Les médias ont principalement retenu du récent sommet de l’Union africaine, du 1er au 3 février dernier à Addis-Abeba, l’élection du leader libyen Mouammar Kadhafi à la présidence de l’UA, fonction essentiellement protocolaire d’un mandat d’une année. Fidèle à ses lubies, ce dernier a précisé au parterre de chefs d’Etat africains venant de l’élire qu’il convenait désormais de l’appeler “roi des rois traditionnels d’Afrique”. Les observateurs n’ont pas manqué de souligner le ridicule de la situation, qui ne rehausse pas l’image de cette institution, et plus largement du continent africain. Mais au-delà de cet évènement qui reste, somme toute, anecdotique, la 12e Assemblée des chefs d’Etat et de gouvernement de l’UA s’est révélée autrement plus importante concernant un sujet essentiel : la stratégie à mettre en place pour un gouvernement d’union fédérale africaine.
Il a été décidé lors de cette 12e Assemblée de remplacer le statut de l’actuelle Commission de l’UA dans le courant de l’année 2009 par une nouvelle instance exécutive, censée préparer l’avènement d’un gouvernement d’unité continental. Reste à connaître exactement la nature de cette nouvelle instance, mais on peut préjuger qu’il s’agit là d’un pas dans la bonne direction, celle d’un renforcement du pouvoir de la Commission de l’UA. Permettons nous cependant de douter qu’un tel renforcement conduise à court terme sur un gouvernement d’unité continental. Permettons nous même de douter de l’utilité d’un tel gouvernement, à court terme, pour l’Afrique.
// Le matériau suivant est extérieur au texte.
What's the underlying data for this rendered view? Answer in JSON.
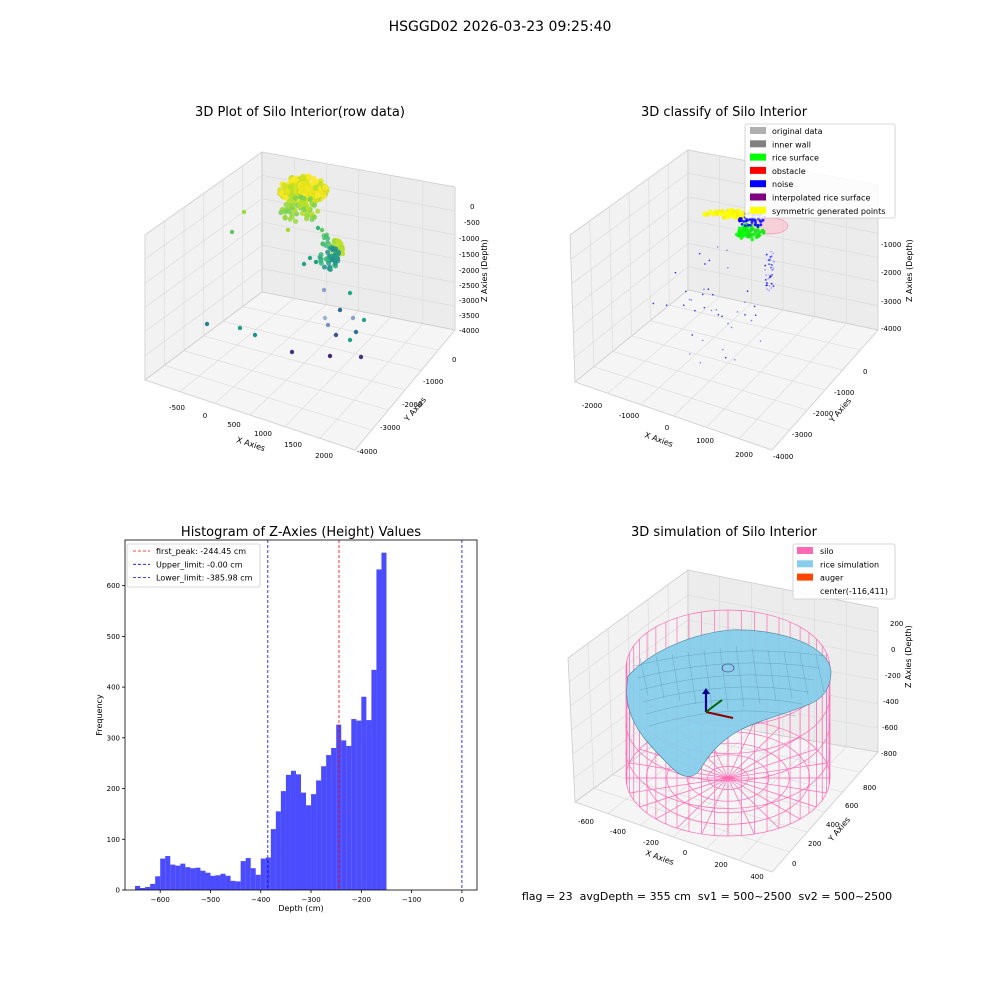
{
  "suptitle": "HSGGD02 2026-03-23 09:25:40",
  "panels": {
    "raw": {
      "title": "3D Plot of Silo Interior(row data)",
      "xlabel": "X Axies",
      "ylabel": "Y Axies",
      "zlabel": "Z Axies (Depth)",
      "xticks": [
        "-500",
        "0",
        "500",
        "1000",
        "1500",
        "2000"
      ],
      "yticks": [
        "0",
        "-1000",
        "-2000",
        "-3000",
        "-4000"
      ],
      "zticks": [
        "0",
        "-500",
        "-1000",
        "-1500",
        "-2000",
        "-2500",
        "-3000",
        "-3500",
        "-4000"
      ]
    },
    "classify": {
      "title": "3D classify of Silo Interior",
      "xlabel": "X Axies",
      "ylabel": "Y Axies",
      "zlabel": "Z Axies (Depth)",
      "xticks": [
        "-2000",
        "-1000",
        "0",
        "1000",
        "2000"
      ],
      "yticks": [
        "0",
        "-1000",
        "-2000",
        "-3000",
        "-4000"
      ],
      "zticks": [
        "-1000",
        "-2000",
        "-3000",
        "-4000"
      ],
      "legend": [
        {
          "label": "original data",
          "color": "#b0b0b0"
        },
        {
          "label": "inner wall",
          "color": "#808080"
        },
        {
          "label": "rice surface",
          "color": "#00ff00"
        },
        {
          "label": "obstacle",
          "color": "#ff0000"
        },
        {
          "label": "noise",
          "color": "#0000ff"
        },
        {
          "label": "interpolated rice surface",
          "color": "#800080"
        },
        {
          "label": "symmetric generated points",
          "color": "#ffff00"
        }
      ]
    },
    "simulation": {
      "title": "3D simulation of Silo Interior",
      "xlabel": "X Axies",
      "ylabel": "Y Axies",
      "zlabel": "Z Axies (Depth)",
      "xticks": [
        "-600",
        "-400",
        "-200",
        "0",
        "200",
        "400"
      ],
      "yticks": [
        "0",
        "200",
        "400",
        "600",
        "800"
      ],
      "zticks": [
        "200",
        "0",
        "-200",
        "-400",
        "-600",
        "-800"
      ],
      "legend": [
        {
          "label": "silo",
          "color": "#ff69b4"
        },
        {
          "label": "rice simulation",
          "color": "#87ceeb"
        },
        {
          "label": "auger",
          "color": "#ff4500"
        },
        {
          "label": "center(-116,411)",
          "color": ""
        }
      ],
      "footer": "flag = 23  avgDepth = 355 cm  sv1 = 500~2500  sv2 = 500~2500"
    }
  },
  "chart_data": [
    {
      "type": "bar",
      "title": "Histogram of Z-Axies (Height) Values",
      "xlabel": "Depth (cm)",
      "ylabel": "Frequency",
      "xlim": [
        -670,
        30
      ],
      "ylim": [
        0,
        690
      ],
      "xticks": [
        -600,
        -500,
        -400,
        -300,
        -200,
        -100,
        0
      ],
      "yticks": [
        0,
        100,
        200,
        300,
        400,
        500,
        600
      ],
      "bin_start": -650,
      "bin_width": 10,
      "values": [
        8,
        4,
        6,
        12,
        27,
        62,
        67,
        50,
        48,
        52,
        45,
        43,
        44,
        38,
        34,
        28,
        29,
        32,
        28,
        18,
        17,
        57,
        63,
        43,
        30,
        62,
        64,
        120,
        155,
        195,
        227,
        235,
        228,
        192,
        167,
        189,
        216,
        244,
        266,
        280,
        326,
        295,
        284,
        337,
        334,
        381,
        335,
        434,
        632,
        665
      ],
      "bar_color": "#0000ff",
      "lines": [
        {
          "label": "first_peak: -244.45 cm",
          "x": -244.45,
          "color": "#ff0000"
        },
        {
          "label": "Upper_limit: -0.00 cm",
          "x": 0,
          "color": "#0000ff"
        },
        {
          "label": "Lower_limit: -385.98 cm",
          "x": -385.98,
          "color": "#0000ff"
        }
      ]
    }
  ]
}
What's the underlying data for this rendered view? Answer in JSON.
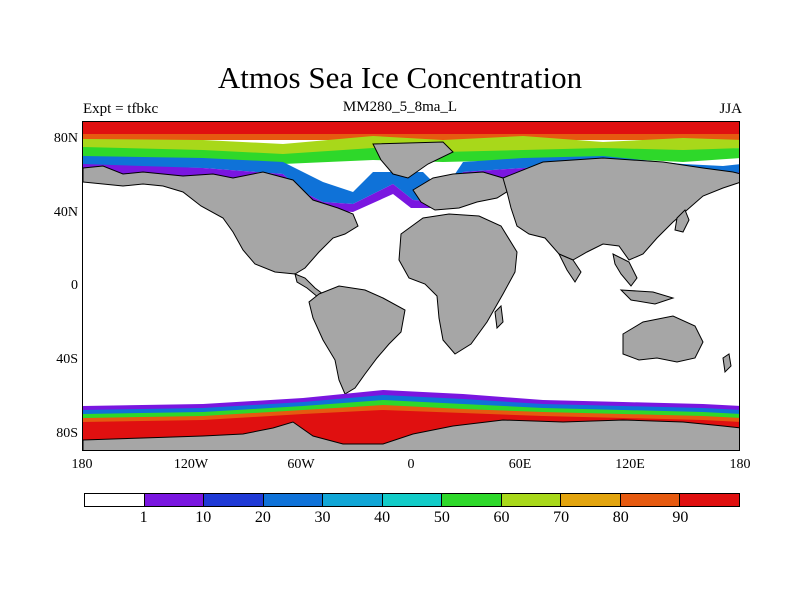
{
  "figure": {
    "title": "Atmos Sea Ice Concentration",
    "subtitle": "MM280_5_8ma_L",
    "left_string": "Expt = tfbkc",
    "right_string": "JJA"
  },
  "map": {
    "projection": "cylindrical-equidistant",
    "lon_range": [
      -180,
      180
    ],
    "lat_range": [
      -90,
      90
    ],
    "land_color": "#a6a6a6",
    "lat_tick_labels": [
      "80N",
      "40N",
      "0",
      "40S",
      "80S"
    ],
    "lon_tick_labels": [
      "180",
      "120W",
      "60W",
      "0",
      "60E",
      "120E",
      "180"
    ]
  },
  "colorbar": {
    "labels": [
      "1",
      "10",
      "20",
      "30",
      "40",
      "50",
      "60",
      "70",
      "80",
      "90"
    ],
    "colors": [
      "#ffffff",
      "#7a16e0",
      "#1f3ad6",
      "#0f72d8",
      "#11a6d6",
      "#12ccc8",
      "#2ed82a",
      "#a8d81a",
      "#e2a40e",
      "#e65a10",
      "#e01010"
    ]
  }
}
Le projet d’une Afrique fédérale unie est vieux comme l’histoire politique moderne du continent, à savoir l’ère des décolonisations. Il est peuplé de figures tutélaires idéalisées, tel Kwamé NKruma. Il n’y a là rien d’étonnant, puisqu’un tel phénomène de mythification se retrouve dans tous les projets d’union continentale : on peut penser à Simon Bolivar pour l’Amérique latine. Il est toujours utile de se référer à des pères fondateurs à l’idéologie et au comportement gommés de toute aspérité pour populariser ses propres idées, pour créer autour un halo de communion et un terreau de mobilisation. Le problème qui se pose est la récupération démagogique de ces projets mobilisateurs. Aujourd’hui, il ne coûte rien de s’affirmer panafricain et cela rapporte beaucoup. Mais ce genre de facilité est très peu propice à la réflexion sur le « que faire ? ».
Le dernier congrès de l’UA a souligné les dissensions quant à la stratégie, à la feuille de route menant à l’union africaine. D’un côté, ceux qu’on a appelé les “maximalistes” : ils veulent tout, tout de suite. A leur tête, l’actuel président de l’UA, Mouammar Kadhafi, épaulé par de brillants tribuns panafricains, comme le président Abdoulaye Wade. La plupart des pays d’Afrique de l’Ouest apportent leur soutien plus ou moins tacite à ce camp, sans que l’on sache si c’est par conviction ou par fidélité envers le parrain Kadhafi. L’union fait la force, disent-ils, et l’Afrique a plus que jamais besoin de s’unir pour peser sur les relations internationales et défendre ses propres intérêts. Le « peuple » africain est prêt à un tel changement, mais ce sont les élites et les chefs d’Etat qui s’accrochent à leur souveraineté nationale, à leur pré-carré de pouvoir. Une fois ce blocage levé, tout irait bien dans le meilleur des mondes. Quand l’on connaît le rapport au pouvoir de chacun de ses “maximalistes” pris individuellement dans son propre pays, on se prend à rêver avec eux d’une Afrique aux chefs d’Etat aussi désintéressés.
La deuxième stratégie d’union africaine est défendue par le groupe dit des “gradualistes”, qui rassemble la plupart des Etats d’Afrique Australe, de l’Est ou des grands Lacs. Ces derniers penchent pour un renforcement des structures sous-régionales, du genre de la CEDEAO et de l’UEMOA en Afrique de l’Ouest, avant de penser à un gouvernement fédéral. Pour les “maximalistes”, ce genre d’idée ne peut être tenu que par des tièdes, des « faux patriotes à la cause africaine ». Pour ma part, je penche entièrement du côté des “gradualistes”, et je pense qu’une vision aussi simplificatrice du processus d’union africaine que celle défendue par les “maximalistes” ne lui rend pas service. J’essayerai de défendre mes idées dans un prochain article sur ce même sujet.